Sadeghi, Mohammad-Hadi, Sari, Mohsen, abadi, Tahereh Mohammad, Rezai, Morteza
Applied animal behaviour science 2019 v.213 pp. 74-80
Amaranthaceae, alfalfa hay, animal behavior, biomass, diet, drought, ewes, feeding preferences, feeds, forage, grazing, halophytes, lambs, pulp
Halocnemum strobilaceum (Chenopodiaceae) is a halophyte plant that can produce relatively high consumable biomass during drought and it is important for sustaining grazing animals when other plants are rare. Previous studies indicate that sheep may avoid the plant due to its novelty or neophobia. This study determined whether prior exposure of sheep to H. strobilaceum influence its later intake. Thirty-six 12-month-old Arabian fat-tailed ewe lambs were divided into 6 experimental groups: 1. Control group (C) that was fed a basal diet, 2. Control drench group (CD) that was received oral drench of water in addition to basal diet, 3. Halocnemum drench group (HD) that was received the pulp of Halocnemum in addition to basal diet, 4. Control training group (CT) that was fed an additional 200 g of basal diet for the whole training period, 5. Halocnemum training group (HT) that was fed a basal diet and some Halocnemum plant or novel feed and 6. Novel feed training group (NFT) that fed a basal diet and 200 g air-dry novel commercially available feeds.
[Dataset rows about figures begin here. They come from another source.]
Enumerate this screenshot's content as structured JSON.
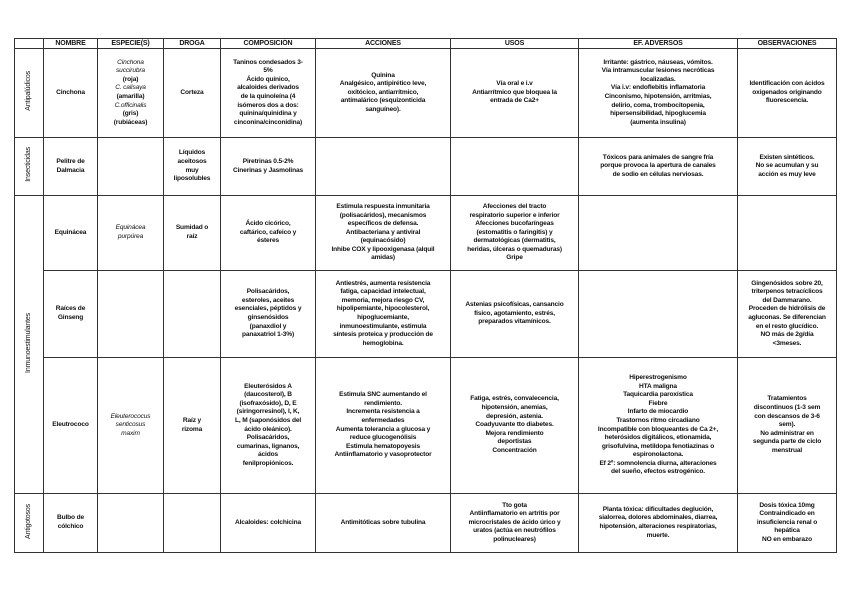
{
  "headers": [
    "",
    "NOMBRE",
    "ESPECIE(S)",
    "DROGA",
    "COMPOSICIÓN",
    "ACCIONES",
    "USOS",
    "EF. ADVERSOS",
    "OBSERVACIONES"
  ],
  "groups": [
    {
      "label": "Antipalúdicos",
      "rows": 1
    },
    {
      "label": "Insecticidas",
      "rows": 1
    },
    {
      "label": "Inmunoestimulantes",
      "rows": 3
    },
    {
      "label": "Antigotosos",
      "rows": 1
    }
  ],
  "rows": [
    {
      "nombre": "Cinchona",
      "especie": [
        {
          "text": "Cinchona\nsuccirubra",
          "italic": true
        },
        {
          "text": "(roja)",
          "italic": false
        },
        {
          "text": "C. calisaya",
          "italic": true
        },
        {
          "text": "(amarilla)",
          "italic": false
        },
        {
          "text": "C.officinalis",
          "italic": true
        },
        {
          "text": "(gris)\n(rubiáceas)",
          "italic": false
        }
      ],
      "droga": "Corteza",
      "composicion": "Taninos condesados 3-\n5%\nÁcido quínico,\nalcaloides derivados\nde la quinoleína (4\nisómeros dos a dos:\nquinina/quinidina y\ncinconina/cinconidina)",
      "acciones": "Quinina\nAnalgésico, antipirético leve,\noxitócico, antiarrítmico,\nantimalárico (esquizonticida\nsanguíneo).",
      "usos": "Vía oral e i.v\nAntiarrítmico que bloquea la\nentrada de Ca2+",
      "adversos": "Irritante: gástrico, náuseas, vómitos.\nVía intramuscular lesiones necróticas\nlocalizadas.\nVía i.v: endoflebitis inflamatoria\nCinconismo, hipotensión, arritmias,\ndelirio, coma, trombocitopenia,\nhipersensibilidad, hipoglucemia\n(aumenta insulina)",
      "observaciones": "Identificación con ácidos\noxigenados originando\nfluorescencia."
    },
    {
      "nombre": "Pelitre de\nDalmacia",
      "especie": [],
      "droga": "Líquidos\naceitosos\nmuy\nliposolubles",
      "composicion": "Piretrinas 0.5-2%\nCinerinas y Jasmolinas",
      "acciones": "",
      "usos": "",
      "adversos": "Tóxicos para animales de sangre fría\nporque provoca la apertura de canales\nde sodio en células nerviosas.",
      "observaciones": "Existen sintéticos.\nNo se acumulan y su\nacción es muy leve"
    },
    {
      "nombre": "Equinácea",
      "especie": [
        {
          "text": "Equinácea\npurpúrea",
          "italic": true
        }
      ],
      "droga": "Sumidad o\nraíz",
      "composicion": "Ácido cicórico,\ncaftárico, cafeico y\nésteres",
      "acciones": "Estimula respuesta inmunitaria\n(polisacáridos), mecanismos\nespecíficos de defensa.\nAntibacteriana y antiviral\n(equinacósido)\nInhibe COX y lipooxigenasa (alquil\namidas)",
      "usos": "Afecciones del tracto\nrespiratorio superior e inferior\nAfecciones bucofaríngeas\n(estomatitis o faringitis) y\ndermatológicas (dermatitis,\nheridas, úlceras o quemaduras)\nGripe",
      "adversos": "",
      "observaciones": ""
    },
    {
      "nombre": "Raíces de\nGinseng",
      "especie": [],
      "droga": "",
      "composicion": "Polisacáridos,\nesteroles, aceites\nesenciales, péptidos y\nginsenósidos\n(panaxdiol y\npanaxatriol 1-3%)",
      "acciones": "Antiestrés, aumenta resistencia\nfatiga, capacidad intelectual,\nmemoria, mejora riesgo CV,\nhipolipemiante, hipocolesterol,\nhipoglucemiante,\ninmunoestimulante, estimula\nsíntesis proteica y producción de\nhemoglobina.",
      "usos": "Astenias psicofísicas, cansancio\nfísico, agotamiento, estrés,\npreparados vitamínicos.",
      "adversos": "",
      "observaciones": "Gingenósidos sobre 20,\ntriterpenos tetracíclicos\ndel Dammarano.\nProceden de hidrólisis de\nagluconas. Se diferencian\nen el resto glucídico.\nNO más de 2g/día\n<3meses."
    },
    {
      "nombre": "Eleutrococo",
      "especie": [
        {
          "text": "Eleuterococus\nsenticosus\nmaxim",
          "italic": true
        }
      ],
      "droga": "Raíz y\nrizoma",
      "composicion": "Eleuterósidos A\n(daucosterol), B\n(isofraxósido), D, E\n(siringorresinol), I, K,\nL, M (saponósidos del\nácido oleánico).\nPolisacáridos,\ncumarinas, lignanos,\nácidos\nfenilpropiónicos.",
      "acciones": "Estimula SNC aumentando el\nrendimiento.\nIncrementa resistencia a\nenfermedades\nAumenta tolerancia a glucosa y\nreduce glucogenólisis\nEstimula hematopoyesis\nAntiinflamatorio y vasoprotector",
      "usos": "Fatiga, estrés, convalecencia,\nhipotensión, anemias,\ndepresión, astenia.\nCoadyuvante tto diabetes.\nMejora rendimiento\ndeportistas\nConcentración",
      "adversos": "Hiperestrogenismo\nHTA maligna\nTaquicardia paroxística\nFiebre\nInfarto de miocardio\nTrastornos ritmo circadiano\nIncompatible con bloqueantes de Ca 2+,\nheterósidos digitálicos, etionamida,\ngrisofulvina, metildopa fenotiazinas o\nespironolactona.\nEf 2º: somnolencia diurna, alteraciones\ndel sueño, efectos estrogénico.",
      "observaciones": "Tratamientos\ndiscontinuos (1-3 sem\ncon descansos de 3-6\nsem).\nNo administrar en\nsegunda parte de ciclo\nmenstrual"
    },
    {
      "nombre": "Bulbo de\ncólchico",
      "especie": [],
      "droga": "",
      "composicion": "Alcaloides: colchicina",
      "acciones": "Antimitóticas sobre tubulina",
      "usos": "Tto gota\nAntiinflamatorio en artritis por\nmicrocristales de ácido úrico y\nuratos (actúa en neutrófilos\npolinucleares)",
      "adversos": "Planta tóxica: dificultades deglución,\nsialorrea, dolores abdominales, diarrea,\nhipotensión, alteraciones respiratorias,\nmuerte.",
      "observaciones": "Dosis tóxica 10mg\nContraindicado en\ninsuficiencia renal o\nhepática\nNO en embarazo"
    }
  ]
}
Animals were given different feed training experiences during 10 days. Following the completion of the training, preference tests were conducted for all treatments using fresh or dry H. strobilaceum at either 5% or 20% concentration (based on DM) in alfalfa hay. Sheep that had been exposed to H. strobilaceum forage during training increased their consumption of H. strobilaceum (7.48 ± 0.49 vs. 4.31 ± 0.54 g DM/5 min; P < 0.001) during subsequent feed preference trials. However, the relative preference did not increased by training method for H. strobilaceum when it was presented in combination with another feed. The intake of H. strobilaceum was affected by the form (fresh vs. dry; 9.08 ± 0.38 vs. 2.80 ± 0.15 g DM/5 min; P < 0.001) and concentration (5% vs. 20%; 3.20 ± 0.31 vs. 8.69 ± 0.20 g DM/5 min; P < 0.001) provided in diet and relative preference was higher for feeds with fresh H. strobilaceum included at a rate of 20%. The drenching of H. strobilaceum pulp increased its fresh intake (42 ± 2.48 vs. 16 ± 5.99 g DM/5 min; P < 0.001). Sheep that had been exposed to H. strobilaceum forage in training increased their intake when it was presented as the only feed for a short period of time (1 h). Overall, the results of this study show that avoidance of H. strobilaceum is at least partly due to neophobia, which can be decreased with training to novel feeds that contain H. strobilaceum itself.